The Pixies may arguably be one of the most underrated bands of today. Despite their acrimonious breakup and subsequent return to the limelight down an original member, the band has not lost an ounce of their spark. It certainly begs the question as to why the band isn’t playing larger venues, however, the opportunity to catch a band of their caliber at the Fillmore was a treat nonetheless. People from all over showed up in droves to catch a glimpse of the Pixies as they let loose an all-out assault on our eardrums. Sparing no one within earshot, the night was a two-hour dizzying display of the bands illustrious career.

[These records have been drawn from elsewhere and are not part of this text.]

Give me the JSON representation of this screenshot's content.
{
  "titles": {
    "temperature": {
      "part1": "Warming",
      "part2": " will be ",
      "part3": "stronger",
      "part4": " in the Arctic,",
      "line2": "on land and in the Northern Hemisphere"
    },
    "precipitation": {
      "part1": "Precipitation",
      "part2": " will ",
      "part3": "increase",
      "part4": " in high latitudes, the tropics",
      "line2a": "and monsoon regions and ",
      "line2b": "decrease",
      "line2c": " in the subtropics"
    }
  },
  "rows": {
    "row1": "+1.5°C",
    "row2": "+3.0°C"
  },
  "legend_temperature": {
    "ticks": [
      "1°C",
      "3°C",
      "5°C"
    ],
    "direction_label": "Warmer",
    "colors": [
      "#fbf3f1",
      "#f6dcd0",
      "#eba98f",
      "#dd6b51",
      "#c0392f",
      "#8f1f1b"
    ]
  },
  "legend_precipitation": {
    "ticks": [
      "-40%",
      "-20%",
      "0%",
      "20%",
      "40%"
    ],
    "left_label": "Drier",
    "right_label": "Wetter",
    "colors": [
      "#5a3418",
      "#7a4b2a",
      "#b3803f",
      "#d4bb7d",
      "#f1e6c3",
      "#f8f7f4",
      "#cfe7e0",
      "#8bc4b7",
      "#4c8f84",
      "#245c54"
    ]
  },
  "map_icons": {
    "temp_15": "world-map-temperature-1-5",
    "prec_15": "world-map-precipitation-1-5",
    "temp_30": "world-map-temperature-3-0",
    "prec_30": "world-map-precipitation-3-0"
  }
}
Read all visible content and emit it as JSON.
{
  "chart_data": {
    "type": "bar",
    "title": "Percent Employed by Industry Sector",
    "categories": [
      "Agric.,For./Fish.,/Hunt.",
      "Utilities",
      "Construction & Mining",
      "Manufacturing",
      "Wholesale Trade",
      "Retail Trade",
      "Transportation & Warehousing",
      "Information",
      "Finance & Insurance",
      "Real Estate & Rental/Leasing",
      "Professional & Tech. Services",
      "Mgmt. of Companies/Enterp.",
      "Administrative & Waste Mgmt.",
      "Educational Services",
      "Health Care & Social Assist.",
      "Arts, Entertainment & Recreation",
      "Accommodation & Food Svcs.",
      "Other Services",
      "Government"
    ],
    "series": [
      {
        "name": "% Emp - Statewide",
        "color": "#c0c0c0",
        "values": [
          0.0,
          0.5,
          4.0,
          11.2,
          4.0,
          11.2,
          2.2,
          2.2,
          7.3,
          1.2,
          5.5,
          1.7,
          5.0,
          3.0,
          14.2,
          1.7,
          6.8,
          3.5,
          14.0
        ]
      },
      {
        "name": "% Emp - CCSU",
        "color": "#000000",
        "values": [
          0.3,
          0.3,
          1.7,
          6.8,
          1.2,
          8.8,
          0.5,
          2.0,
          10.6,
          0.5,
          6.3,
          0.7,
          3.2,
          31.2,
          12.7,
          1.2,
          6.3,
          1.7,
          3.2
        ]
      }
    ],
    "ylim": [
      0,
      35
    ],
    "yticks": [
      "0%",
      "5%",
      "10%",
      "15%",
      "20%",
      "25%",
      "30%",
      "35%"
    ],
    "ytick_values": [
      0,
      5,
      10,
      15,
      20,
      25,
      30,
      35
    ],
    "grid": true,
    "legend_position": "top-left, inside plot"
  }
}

The Pixies arrived onstage to great fanfare, but with relative silence on their part. Immediately drummer David Lovering dove into “Wave of Mutilation” beating his drums like it owed him money. The crowd, skewed more toward their late 30s or early 40s, melted away into ageless forms, ricocheting around to the sound of the pounding drums. Meanwhile, lead vocalist Black Francis, finessed his already jagged voice, bounding from melodic portions to guttural screams with surprising ease. As a testament to their diverse catalogue, the rest of the band would follow suit, sounding like a completely different entity at times as they consistently switched gears. From the saccharine melody of “Here Comes Your Man” to frantically shouting along to the anthem “Nimrod’s Son,” an entire spectrum of emotions were constantly firing off in our minds.
Just as they began, The Pixies never conceded to stage banter throughout the entire performance — they came with the sole purpose of melting our faces and leaving no trace. Fan-favorites would give way to deep cuts and each hit was devoured by the audience. People in the corners of the auditorium were literally bouncing off the walls in the resulting disbelief of being present in the moment. Truly at no point did the music stop, it just continued to fill the space, immersing the audience in a constant barrage of sound. Most amazing however, was how the momentum of the audience never subsided. Whether it was the least-known song or the best-known song, the audience cherished each song from the band with rapture.
However, though the audience received every song wholeheartedly, there was an undeniable presence of something greater when the band reveled in their nostalgia. On songs like “Hey,” and “Where Is My Mind?” there was a tangible reserve that seemed to overwhelm the room. It was as if all the time spent building up to hear those songs rendered some people unable to push the words out, instead relying on the band to see them through. Rather than shouting out the words they clearly knew by heart, the audience gave Francis the space to articulate and even deviate melodies, when before they’d come in more like an echo clinging to the end trails of Francis’ voice. Even when the house lights came up and the band was still playing, people stood their ground not ready to let go.